Orange chief executive Stephane Richard (pictured) announced a range of new digital services and products, including a move into the ‘connected home’ and a bigger push into mobile money, adding that the industry was at the “dawn of the era of connected objects”.
Speaking at the operator’s ‘Hello Show’ in Paris, Richard said ‘Homelive’, the operator’s connected home service, would be launched in France on 23 October. Charged at €9.99 per month, users can select a range of intelligent sensors and connected devices (from Orange partners) to monitor remotely the likes of thermostats, light switches and smoke detectors from their smartphones and tablets.
Meanwhile Orange is to commercially launch Mobile Connect in Q1 2015. A SIM-based authentication solution (and a GSMA initiative), Mobile Connect allows customers to use their mobile phones to log-on and access digital services. It uses an API incorporated into partner internet sites, which means customers only need to click on the Mobile Connect for ID purposes. “This is 100 per cent secure,” said Richard.
Orange is also enhancing its Orange Money transfer service with a ‘cash-to-goods’ feature provided in partnership with Afrimarket, a start-up. It means users can transfer money from Europe to a partner retailer in Côte d’Ivoire, Senegal, Togo or Benin. Orange pitches this as a straightforward, instant and risk-free system to pay for groceries for parents, say, or school supplies for relatives and so on.
In Poland, Orange has started to roll out a mobile banking service, while the operator’s mobile payment offer – Orange Cash – is being pushed out to three more towns in France: Nice, Lille and Rennes. Orange Cash, in partnership with Visa Europe, allows NFC payments regardless of the user’s bank.
With repeated emphasis on digital innovation and collaboration, Richard is clearly stepping up efforts in trying to re-position the Orange brand to mean more than simply fixed and mobile connectivity in the eyes of consumers.
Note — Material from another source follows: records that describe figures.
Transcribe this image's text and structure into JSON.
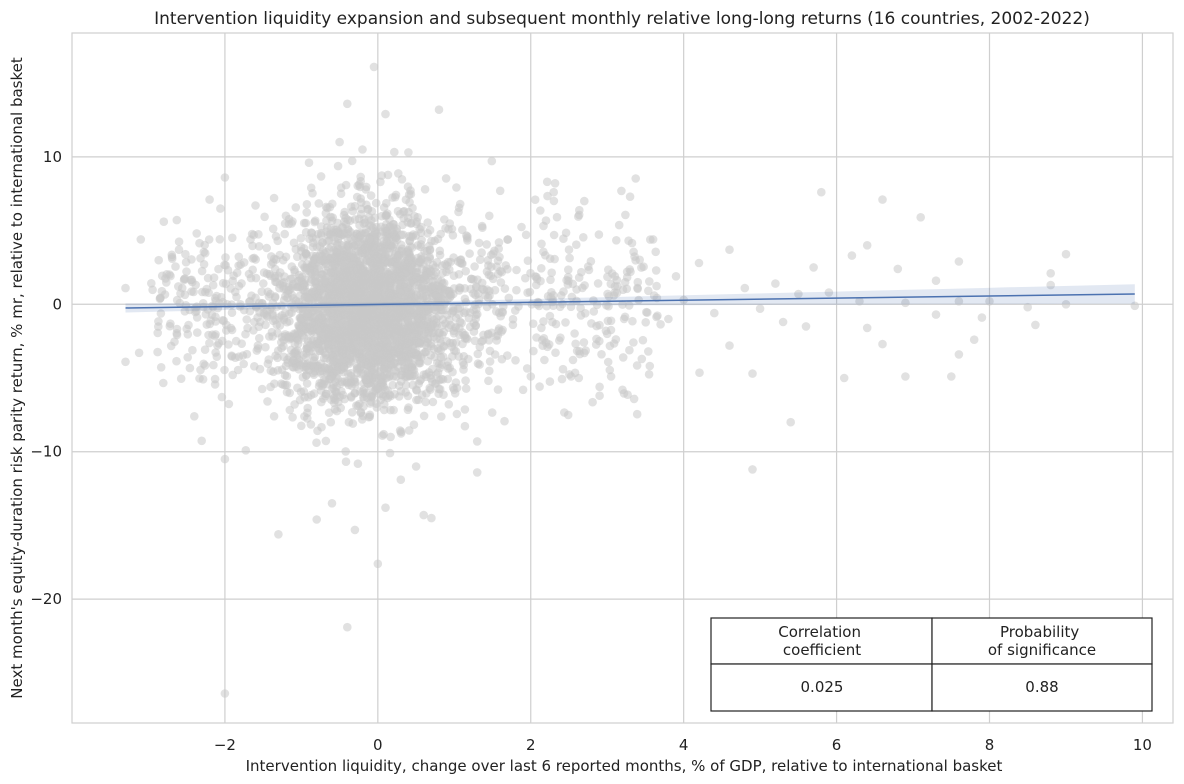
{
  "chart_data": {
    "type": "scatter",
    "title": "Intervention liquidity expansion and subsequent monthly relative long-long returns (16 countries, 2002-2022)",
    "xlabel": "Intervention liquidity, change over last 6 reported months, % of GDP, relative to international basket",
    "ylabel": "Next month's equity-duration risk parity return, % mr, relative to international basket",
    "xlim": [
      -4.0,
      10.4
    ],
    "ylim": [
      -28.4,
      18.4
    ],
    "x_ticks": [
      -2,
      0,
      2,
      4,
      6,
      8,
      10
    ],
    "x_tick_labels": [
      "−2",
      "0",
      "2",
      "4",
      "6",
      "8",
      "10"
    ],
    "y_ticks": [
      -20,
      -10,
      0,
      10
    ],
    "y_tick_labels": [
      "−20",
      "−10",
      "0",
      "10"
    ],
    "grid": true,
    "point_color": "#c8c8c8",
    "regression": {
      "x": [
        -3.3,
        9.9
      ],
      "y": [
        -0.25,
        0.7
      ],
      "color": "#4c72b0",
      "ci_band_color": "#4c72b0"
    },
    "scatter_outliers": [
      [
        -0.05,
        16.1
      ],
      [
        0.1,
        12.9
      ],
      [
        -0.4,
        13.6
      ],
      [
        0.8,
        13.2
      ],
      [
        -2.0,
        8.6
      ],
      [
        -2.2,
        7.1
      ],
      [
        -0.9,
        9.6
      ],
      [
        1.6,
        7.7
      ],
      [
        2.3,
        7.6
      ],
      [
        2.7,
        7.0
      ],
      [
        3.3,
        7.3
      ],
      [
        5.8,
        7.6
      ],
      [
        6.6,
        7.1
      ],
      [
        7.1,
        5.9
      ],
      [
        9.0,
        3.4
      ],
      [
        8.8,
        2.1
      ],
      [
        9.9,
        -0.1
      ],
      [
        8.6,
        -1.4
      ],
      [
        7.9,
        -0.9
      ],
      [
        7.5,
        -4.9
      ],
      [
        7.6,
        -3.4
      ],
      [
        6.9,
        -4.9
      ],
      [
        6.6,
        -2.7
      ],
      [
        6.1,
        -5.0
      ],
      [
        5.4,
        -8.0
      ],
      [
        4.9,
        -4.7
      ],
      [
        4.9,
        -11.2
      ],
      [
        5.6,
        -1.5
      ],
      [
        4.6,
        -2.8
      ],
      [
        4.6,
        3.7
      ],
      [
        5.9,
        0.8
      ],
      [
        6.8,
        2.4
      ],
      [
        7.6,
        2.9
      ],
      [
        6.4,
        4.0
      ],
      [
        3.6,
        4.4
      ],
      [
        3.2,
        -5.8
      ],
      [
        2.9,
        -5.6
      ],
      [
        2.9,
        -6.2
      ],
      [
        1.3,
        -11.4
      ],
      [
        1.3,
        -9.3
      ],
      [
        0.5,
        -11.0
      ],
      [
        0.3,
        -11.9
      ],
      [
        0.6,
        -14.3
      ],
      [
        0.7,
        -14.5
      ],
      [
        0.1,
        -13.8
      ],
      [
        -0.3,
        -15.3
      ],
      [
        -0.6,
        -13.5
      ],
      [
        -0.8,
        -14.6
      ],
      [
        -1.3,
        -15.6
      ],
      [
        -0.4,
        -21.9
      ],
      [
        0.0,
        -17.6
      ],
      [
        -2.0,
        -26.4
      ],
      [
        -2.0,
        -10.5
      ],
      [
        -3.3,
        -3.9
      ],
      [
        -3.3,
        1.1
      ],
      [
        -3.1,
        4.4
      ],
      [
        -2.8,
        5.6
      ],
      [
        -2.6,
        3.7
      ],
      [
        -1.6,
        6.7
      ],
      [
        -0.5,
        11.0
      ],
      [
        -0.2,
        10.5
      ],
      [
        0.4,
        10.3
      ],
      [
        2.0,
        -4.9
      ],
      [
        1.9,
        -5.8
      ],
      [
        -2.4,
        -7.6
      ],
      [
        4.2,
        2.8
      ],
      [
        3.1,
        1.9
      ],
      [
        2.7,
        -3.3
      ],
      [
        5.2,
        1.4
      ],
      [
        4.0,
        0.3
      ],
      [
        5.5,
        0.7
      ],
      [
        6.3,
        0.2
      ],
      [
        6.9,
        0.1
      ],
      [
        7.3,
        -0.7
      ],
      [
        7.6,
        0.2
      ],
      [
        8.0,
        0.2
      ],
      [
        9.0,
        0.0
      ],
      [
        8.5,
        -0.2
      ],
      [
        4.8,
        1.1
      ],
      [
        5.0,
        -0.3
      ],
      [
        5.7,
        2.5
      ],
      [
        6.2,
        3.3
      ],
      [
        7.3,
        1.6
      ],
      [
        8.8,
        1.3
      ],
      [
        3.8,
        -1.0
      ],
      [
        3.4,
        1.5
      ],
      [
        2.5,
        3.7
      ],
      [
        2.2,
        -2.6
      ],
      [
        2.6,
        1.0
      ],
      [
        1.8,
        -3.8
      ],
      [
        2.4,
        0.6
      ],
      [
        3.0,
        -2.0
      ],
      [
        3.9,
        1.9
      ],
      [
        4.4,
        -0.6
      ],
      [
        5.3,
        -1.2
      ],
      [
        6.4,
        -1.6
      ],
      [
        7.8,
        -2.4
      ]
    ]
  }
}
As part of that push, the Polaris project was unveiled. It provides a new and unified interface for every screen in the home to access services. Once you start watching a film or series on the TV, for example, it’s possible to pick up where you left off through the tablet or smartphone.
Another innovation is ‘Homepoint’, to be launched in France before the end of 2014, which is not only a multimedia hub but can also give family guests easy Wi-Fi access through a short pin number.
Orange ’boutiques’ (retail stores) have also been redesigned to show off innovation in three themed areas: home, office and entertainment. The new concept stores will be opened first this year in Poland, Spain and Romania, followed by France in 2015.